Rental income is expected to continue growing in 2025, supported by improved consumption levels and rising GDP growth. Inflationary pressures are projected to ease, with Eurozone CPI inflation expected to decline to 2.1% in 2025 from 2.4% in 2024. The growth in rental income will be more moderate but bolstered by strong demand in residential segments, particularly in Germany and Sweden, where housing shortages persist. Retail landlords are also poised to benefit from rising disposable incomes as inflation subsides, following a successful period of rent adjustments linked to inflation.

Valuations across most asset classes have stabilized, except for nonprime offices, which continue to face challenges due to rising vacancies and obsolescence. Since mid-2022, European REIT asset valuations have declined by an average of 10%, with nonprime offices experiencing the steepest devaluations. The European Central Bank (ECB) is expected to reduce its deposit rate to 2.5% by mid-2025, which should support stable long-term rates and limit further impact on property yields.

Transaction volumes are predicted to increase in 2025 as funding conditions improve and repricing reduces the price gap between buyers and sellers. Although transactional activity in 2024 remained 41% below the five-year average, large institutional investors are likely to re-enter the market, reversing the low levels of activity seen in 2023. Improved liquidity and reduced risk of distressed sales are expected to further support market recovery.

Despite challenges, credit metrics for European REITs show resilience. Interest coverage ratios (ICRs) are expected to stabilize around 3.3x by the end of 2025, reflecting hedged debt profiles and declining borrowing costs. Debt-to-EBITDA ratios are also projected to improve as rental income grows and debt-funded investments remain limited. However, risks remain, including the possibility of opportunistic acquisitions and dividend increases delaying deleveraging.

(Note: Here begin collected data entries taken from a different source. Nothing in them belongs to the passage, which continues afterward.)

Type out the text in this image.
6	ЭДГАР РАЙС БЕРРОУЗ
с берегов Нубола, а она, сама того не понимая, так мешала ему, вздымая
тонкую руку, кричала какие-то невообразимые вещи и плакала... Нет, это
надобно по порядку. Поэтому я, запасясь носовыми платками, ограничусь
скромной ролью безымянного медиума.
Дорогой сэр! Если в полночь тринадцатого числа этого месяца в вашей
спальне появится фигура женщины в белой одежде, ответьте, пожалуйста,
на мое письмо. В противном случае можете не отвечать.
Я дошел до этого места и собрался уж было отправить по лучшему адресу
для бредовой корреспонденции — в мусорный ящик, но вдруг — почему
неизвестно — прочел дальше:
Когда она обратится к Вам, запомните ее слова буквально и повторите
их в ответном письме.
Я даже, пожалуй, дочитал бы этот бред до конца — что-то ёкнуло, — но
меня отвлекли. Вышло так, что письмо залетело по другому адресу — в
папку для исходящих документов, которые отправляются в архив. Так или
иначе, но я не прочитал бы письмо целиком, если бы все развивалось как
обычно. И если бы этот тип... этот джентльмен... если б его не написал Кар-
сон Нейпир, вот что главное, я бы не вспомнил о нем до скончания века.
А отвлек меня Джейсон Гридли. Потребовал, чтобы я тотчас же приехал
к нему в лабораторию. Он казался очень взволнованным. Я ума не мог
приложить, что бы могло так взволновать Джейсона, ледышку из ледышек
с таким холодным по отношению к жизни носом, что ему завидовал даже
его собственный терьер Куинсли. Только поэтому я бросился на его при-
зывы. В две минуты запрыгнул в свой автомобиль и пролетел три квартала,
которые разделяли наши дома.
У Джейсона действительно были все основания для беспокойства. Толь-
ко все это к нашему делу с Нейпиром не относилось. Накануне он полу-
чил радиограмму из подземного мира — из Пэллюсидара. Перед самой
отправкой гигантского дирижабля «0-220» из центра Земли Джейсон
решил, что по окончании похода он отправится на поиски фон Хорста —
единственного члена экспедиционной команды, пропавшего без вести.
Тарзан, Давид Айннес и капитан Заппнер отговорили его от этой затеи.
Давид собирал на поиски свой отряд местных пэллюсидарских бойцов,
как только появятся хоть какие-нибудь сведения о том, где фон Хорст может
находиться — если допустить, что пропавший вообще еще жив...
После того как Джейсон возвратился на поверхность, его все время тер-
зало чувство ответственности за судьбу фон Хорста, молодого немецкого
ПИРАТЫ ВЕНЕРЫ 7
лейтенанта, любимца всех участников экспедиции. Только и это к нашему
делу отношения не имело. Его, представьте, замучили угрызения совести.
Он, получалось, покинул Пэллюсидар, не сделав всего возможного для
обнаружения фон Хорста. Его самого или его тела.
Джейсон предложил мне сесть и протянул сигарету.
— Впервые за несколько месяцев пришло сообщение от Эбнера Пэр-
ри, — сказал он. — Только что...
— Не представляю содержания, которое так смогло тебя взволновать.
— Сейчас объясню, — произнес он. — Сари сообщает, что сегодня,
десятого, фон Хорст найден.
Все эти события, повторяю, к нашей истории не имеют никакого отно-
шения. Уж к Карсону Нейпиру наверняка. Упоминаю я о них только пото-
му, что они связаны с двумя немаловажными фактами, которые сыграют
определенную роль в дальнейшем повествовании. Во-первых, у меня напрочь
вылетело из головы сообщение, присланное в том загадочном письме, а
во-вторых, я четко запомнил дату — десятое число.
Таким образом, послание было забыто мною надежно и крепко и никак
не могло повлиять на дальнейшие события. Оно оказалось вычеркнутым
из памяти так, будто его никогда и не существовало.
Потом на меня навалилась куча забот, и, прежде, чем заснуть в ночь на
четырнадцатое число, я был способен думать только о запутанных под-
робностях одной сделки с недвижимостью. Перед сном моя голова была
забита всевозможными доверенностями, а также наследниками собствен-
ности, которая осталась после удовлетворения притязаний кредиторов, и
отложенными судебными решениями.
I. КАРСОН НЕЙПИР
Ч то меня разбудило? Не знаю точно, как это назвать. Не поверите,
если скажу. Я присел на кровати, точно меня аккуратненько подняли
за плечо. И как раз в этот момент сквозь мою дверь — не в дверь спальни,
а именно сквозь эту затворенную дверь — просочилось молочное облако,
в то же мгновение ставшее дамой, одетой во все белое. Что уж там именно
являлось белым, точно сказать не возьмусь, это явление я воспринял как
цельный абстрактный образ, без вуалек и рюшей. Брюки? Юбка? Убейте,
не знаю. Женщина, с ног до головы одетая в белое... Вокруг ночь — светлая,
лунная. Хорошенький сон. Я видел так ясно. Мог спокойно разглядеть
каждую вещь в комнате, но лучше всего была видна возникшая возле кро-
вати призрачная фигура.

Environmental requirements pose additional challenges, as European REITs work toward ambitious decarbonization goals. The EU’s revised Energy Performance of Buildings Directive, effective since May 2024, mandates significant renovations to align with the bloc’s 2050 decarbonization target. These requirements could weigh on REITs’ balance sheets, necessitating substantial investments in the coming years.

While geopolitical and economic uncertainties persist, the sector is poised for continued recovery in 2025, driven by stabilizing valuations, improving credit conditions, and strong rental income performance across most segments.